Since the talks collapsed, 114 workers have voluntarily left the site, according to police.

Ssangyong, which has been under bankruptcy protection since February, has until September 15 to submit its final turnaround programme to its creditors and a bankruptcy judge.

The stand-off has darkened the prospects for the carmaker’s survival, costing nearly 316 billion won ($259.4 million) in lost production.

A group of Ssangyong suppliers have said they would ask the bankruptcy judge to liquidate the troubled carmaker on Wednesday.

In the first six months of this year, Ssangyong’s sales plunged 73.9 per cent from the same period last year to 13,020 units.

Ssangyong is still 51 per cent owned by China’s Shanghai Automotive Industry Corp, but the parent company lost management control after Ssangyong entered bankruptcy protection.

Since the rupture of negotiations between Ssangyong Motors labour and management, the sense of tension inside the paint shop that has served as the site of the strike was clearly on the rise.

The impending police raid was expected and some of the workers were preparing to leave the site, however, an estimated 600 workers pledged stay regardless of the consequences.

The company had ordered its 4,500 employees to be on standby to work on Tuesday.

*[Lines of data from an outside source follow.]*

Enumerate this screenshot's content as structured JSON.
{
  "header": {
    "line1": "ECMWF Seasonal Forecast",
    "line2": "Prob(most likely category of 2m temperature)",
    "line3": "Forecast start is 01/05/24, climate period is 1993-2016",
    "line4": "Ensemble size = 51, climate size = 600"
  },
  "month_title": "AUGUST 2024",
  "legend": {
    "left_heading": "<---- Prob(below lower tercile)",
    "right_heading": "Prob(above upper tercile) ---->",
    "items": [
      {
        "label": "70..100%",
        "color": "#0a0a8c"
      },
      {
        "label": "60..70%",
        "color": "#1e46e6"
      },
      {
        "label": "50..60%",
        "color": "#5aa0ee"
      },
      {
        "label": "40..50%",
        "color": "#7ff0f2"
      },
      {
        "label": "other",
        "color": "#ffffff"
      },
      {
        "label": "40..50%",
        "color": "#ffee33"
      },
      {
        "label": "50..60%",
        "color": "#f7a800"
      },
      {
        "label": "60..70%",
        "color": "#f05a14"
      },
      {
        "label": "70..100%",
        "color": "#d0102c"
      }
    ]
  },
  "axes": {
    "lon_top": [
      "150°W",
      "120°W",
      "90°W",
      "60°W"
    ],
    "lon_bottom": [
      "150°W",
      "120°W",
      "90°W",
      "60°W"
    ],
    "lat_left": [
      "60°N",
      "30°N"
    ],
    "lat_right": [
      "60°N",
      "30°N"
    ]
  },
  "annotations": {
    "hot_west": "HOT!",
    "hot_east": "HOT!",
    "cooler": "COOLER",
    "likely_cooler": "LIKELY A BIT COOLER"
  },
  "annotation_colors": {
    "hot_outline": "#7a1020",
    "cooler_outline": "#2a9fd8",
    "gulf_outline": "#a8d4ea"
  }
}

The company announced that since early Sunday morning, the 42nd day of the strike and the day talks fell apart, a total of 92 unionists have left the site.

The company also turned off electricity to the paint shop on Sunday, after having already suspended food delivery on July 17, and water and gas supplies on July 20.

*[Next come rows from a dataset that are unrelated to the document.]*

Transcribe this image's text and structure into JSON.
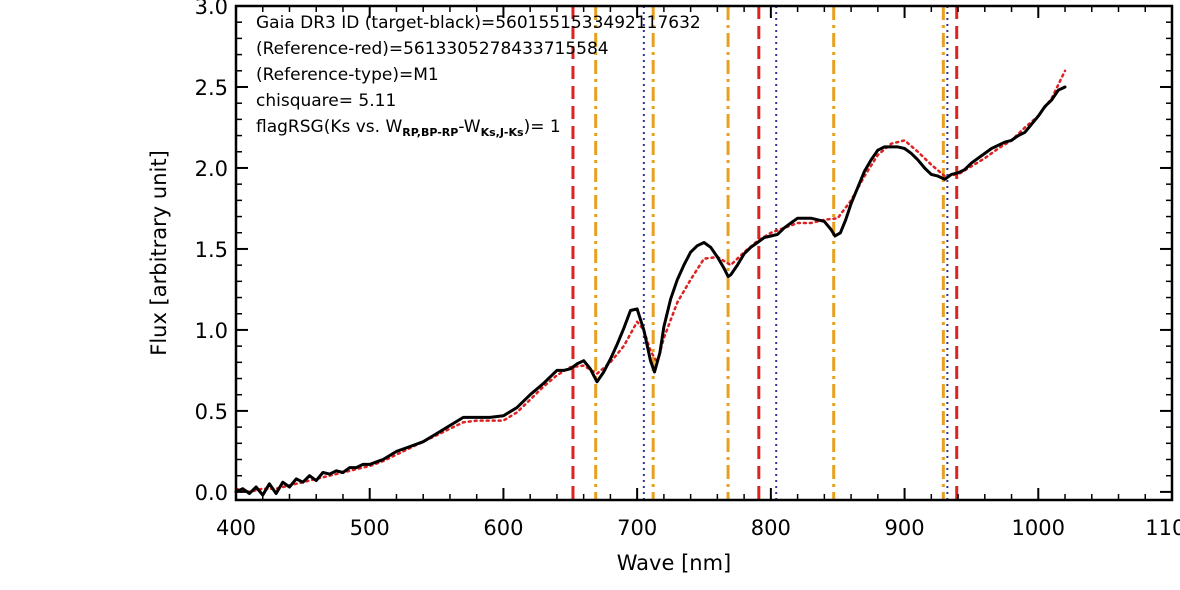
{
  "chart_data": {
    "type": "line",
    "title": "",
    "xlabel": "Wave [nm]",
    "ylabel": "Flux [arbitrary unit]",
    "xlim": [
      400,
      1100
    ],
    "ylim": [
      -0.05,
      3.0
    ],
    "x_ticks": [
      400,
      500,
      600,
      700,
      800,
      900,
      1000,
      1100
    ],
    "x_tick_labels": [
      "400",
      "500",
      "600",
      "700",
      "800",
      "900",
      "1000",
      "1100"
    ],
    "y_ticks": [
      0.0,
      0.5,
      1.0,
      1.5,
      2.0,
      2.5,
      3.0
    ],
    "y_tick_labels": [
      "0.0",
      "0.5",
      "1.0",
      "1.5",
      "2.0",
      "2.5",
      "3.0"
    ],
    "grid": false,
    "annotations": {
      "gaia_id": "Gaia DR3 ID (target-black)=5601551533492117632",
      "reference_red": "(Reference-red)=5613305278433715584",
      "reference_type": "(Reference-type)=M1",
      "chisquare": "chisquare= 5.11",
      "flag_prefix": "flagRSG(Ks vs. W",
      "flag_sub1": "RP,BP-RP",
      "flag_mid": "-W",
      "flag_sub2": "Ks,J-Ks",
      "flag_suffix": ")= 1"
    },
    "series": [
      {
        "color": "#000000",
        "style": "solid",
        "x": [
          400,
          405,
          410,
          415,
          420,
          425,
          430,
          435,
          440,
          445,
          450,
          455,
          460,
          465,
          470,
          475,
          480,
          485,
          490,
          495,
          500,
          510,
          520,
          530,
          540,
          550,
          560,
          570,
          580,
          590,
          600,
          610,
          620,
          630,
          640,
          645,
          650,
          655,
          660,
          665,
          670,
          675,
          680,
          685,
          690,
          695,
          700,
          705,
          710,
          713,
          717,
          720,
          725,
          730,
          735,
          740,
          745,
          750,
          755,
          760,
          765,
          768,
          770,
          775,
          780,
          785,
          790,
          795,
          800,
          805,
          810,
          815,
          820,
          825,
          830,
          835,
          840,
          845,
          848,
          852,
          856,
          860,
          865,
          870,
          875,
          880,
          885,
          890,
          895,
          900,
          905,
          910,
          915,
          920,
          925,
          930,
          935,
          940,
          945,
          950,
          955,
          960,
          965,
          970,
          975,
          980,
          985,
          990,
          995,
          1000,
          1005,
          1010,
          1015,
          1020
        ],
        "y": [
          0.0,
          0.02,
          -0.01,
          0.03,
          -0.02,
          0.05,
          -0.01,
          0.06,
          0.03,
          0.08,
          0.06,
          0.1,
          0.07,
          0.12,
          0.11,
          0.13,
          0.12,
          0.15,
          0.15,
          0.17,
          0.17,
          0.2,
          0.25,
          0.28,
          0.31,
          0.36,
          0.41,
          0.46,
          0.46,
          0.46,
          0.47,
          0.52,
          0.6,
          0.67,
          0.75,
          0.75,
          0.76,
          0.79,
          0.81,
          0.76,
          0.68,
          0.74,
          0.82,
          0.91,
          1.01,
          1.12,
          1.13,
          1.0,
          0.81,
          0.74,
          0.86,
          1.02,
          1.19,
          1.31,
          1.4,
          1.48,
          1.52,
          1.54,
          1.51,
          1.45,
          1.38,
          1.33,
          1.34,
          1.4,
          1.47,
          1.51,
          1.54,
          1.57,
          1.58,
          1.59,
          1.63,
          1.66,
          1.69,
          1.69,
          1.69,
          1.68,
          1.67,
          1.62,
          1.58,
          1.6,
          1.68,
          1.78,
          1.88,
          1.98,
          2.05,
          2.11,
          2.13,
          2.13,
          2.13,
          2.12,
          2.09,
          2.05,
          2.0,
          1.96,
          1.95,
          1.93,
          1.96,
          1.97,
          1.99,
          2.03,
          2.06,
          2.09,
          2.12,
          2.14,
          2.16,
          2.17,
          2.2,
          2.22,
          2.27,
          2.32,
          2.38,
          2.42,
          2.48,
          2.5
        ]
      },
      {
        "color": "#dd2222",
        "style": "dotted",
        "x": [
          400,
          410,
          420,
          430,
          440,
          450,
          460,
          470,
          480,
          490,
          500,
          510,
          520,
          530,
          540,
          550,
          560,
          570,
          580,
          590,
          600,
          610,
          620,
          630,
          640,
          650,
          660,
          670,
          680,
          690,
          700,
          705,
          710,
          715,
          720,
          730,
          740,
          750,
          760,
          770,
          780,
          790,
          800,
          810,
          820,
          830,
          840,
          850,
          860,
          870,
          880,
          890,
          900,
          910,
          920,
          930,
          940,
          950,
          960,
          970,
          980,
          990,
          1000,
          1010,
          1020
        ],
        "y": [
          0.02,
          0.0,
          0.02,
          0.02,
          0.04,
          0.06,
          0.08,
          0.1,
          0.12,
          0.14,
          0.16,
          0.19,
          0.23,
          0.27,
          0.31,
          0.35,
          0.39,
          0.43,
          0.44,
          0.44,
          0.44,
          0.49,
          0.57,
          0.65,
          0.72,
          0.77,
          0.78,
          0.73,
          0.8,
          0.9,
          1.05,
          1.0,
          0.87,
          0.8,
          0.95,
          1.17,
          1.31,
          1.44,
          1.45,
          1.4,
          1.48,
          1.55,
          1.6,
          1.63,
          1.66,
          1.66,
          1.68,
          1.69,
          1.8,
          1.95,
          2.08,
          2.15,
          2.17,
          2.1,
          2.02,
          1.95,
          1.96,
          2.01,
          2.06,
          2.12,
          2.17,
          2.25,
          2.32,
          2.43,
          2.6
        ]
      }
    ],
    "vertical_lines": [
      {
        "x": 652,
        "color": "#dd2222",
        "style": "dashed"
      },
      {
        "x": 791,
        "color": "#dd2222",
        "style": "dashed"
      },
      {
        "x": 939,
        "color": "#dd2222",
        "style": "dashed"
      },
      {
        "x": 669,
        "color": "#e8a020",
        "style": "dashdot"
      },
      {
        "x": 712,
        "color": "#e8a020",
        "style": "dashdot"
      },
      {
        "x": 768,
        "color": "#e8a020",
        "style": "dashdot"
      },
      {
        "x": 847,
        "color": "#e8a020",
        "style": "dashdot"
      },
      {
        "x": 929,
        "color": "#e8a020",
        "style": "dashdot"
      },
      {
        "x": 705,
        "color": "#333399",
        "style": "dotted"
      },
      {
        "x": 804,
        "color": "#333399",
        "style": "dotted"
      },
      {
        "x": 932,
        "color": "#333399",
        "style": "dotted"
      }
    ]
  }
}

The paint shop, with its food, water, gas and now electricity suspended was standing in front of a certain storm.

Those who left the company and those that remain, their families, creditors and police, were looking at the place with unease.

Han Sang-gyun, the Ssangyong Motors Korean Metal Workers Union branch head met with unionists at several locations throughout the plant on Monday.

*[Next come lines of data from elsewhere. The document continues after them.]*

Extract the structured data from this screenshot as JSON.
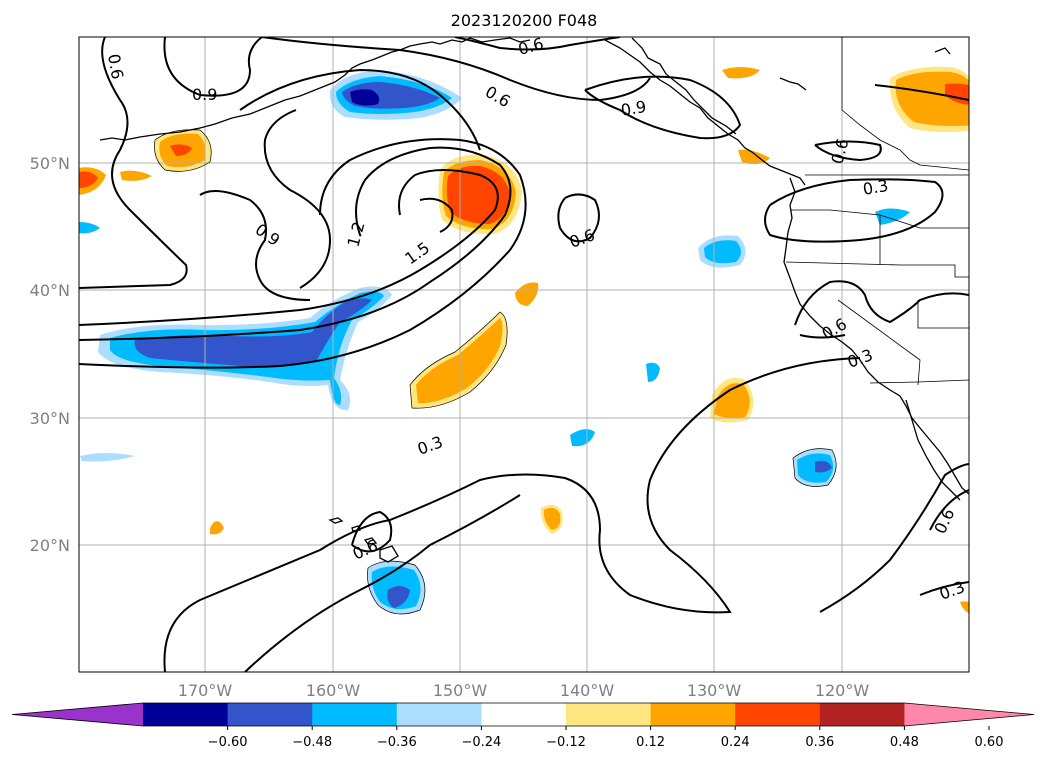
{
  "title": "2023120200 F048",
  "latitude_labels": [
    "50°N",
    "40°N",
    "30°N",
    "20°N"
  ],
  "longitude_labels": [
    "170°W",
    "160°W",
    "150°W",
    "140°W",
    "130°W",
    "120°W"
  ],
  "contour_labels": [
    "0.6",
    "0.9",
    "0.6",
    "0.9",
    "0.6",
    "0.6",
    "0.3",
    "0.9",
    "1.2",
    "1.5",
    "0.6",
    "0.6",
    "0.3",
    "0.3",
    "0.6",
    "0.6",
    "0.3"
  ],
  "colorbar": {
    "ticks": [
      "−0.60",
      "−0.48",
      "−0.36",
      "−0.24",
      "−0.12",
      "0.12",
      "0.24",
      "0.36",
      "0.48",
      "0.60"
    ],
    "colors": [
      "#9933cc",
      "#000099",
      "#3355cc",
      "#00bbff",
      "#aaddff",
      "#ffffff",
      "#ffe680",
      "#ffa500",
      "#ff4500",
      "#b22222",
      "#ff88aa"
    ]
  }
}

He said the real intention of the company was to kill the union.

At 11:00am orange bags filled with tear gas agents once again began falling from helicopters onto the paint shop from above.

Someone called out, ‘Are we to be treated as weeds that require pesticide?’

Ever since the electricity was shut off, the unionists have used butane gas to cook rice to eat rice balls.

The air conditioning has been shut off too, so the inside of the paint shop is sweltering with a few lit candles placed here and there.

The entire site is full of flammable materials like paint thinner and the safety of the workers is in doubt.

Clashes with the company recommenced. Unionists fired projectiles using slingshots as company security officers attempted to remove a metal barricade set up by the unionists near the paint shop.

The families of these surviving workers are overcome with concern.

A member of the group, ‘Wives Who Love Ssangyong Motors,’ expressed her frustration.

She said: ‘It seems the union’s determination and the company’s announcement of a breakdown in talks have led us to this, and the order from the company for employees to prepare to enter the factory has made us uneasy.

‘Meanwhile, this asshole administration is just standing by as so many people are struggling. . .’

It seems as though management is saying surrender or starve to death to union members they are regarding as their enemy.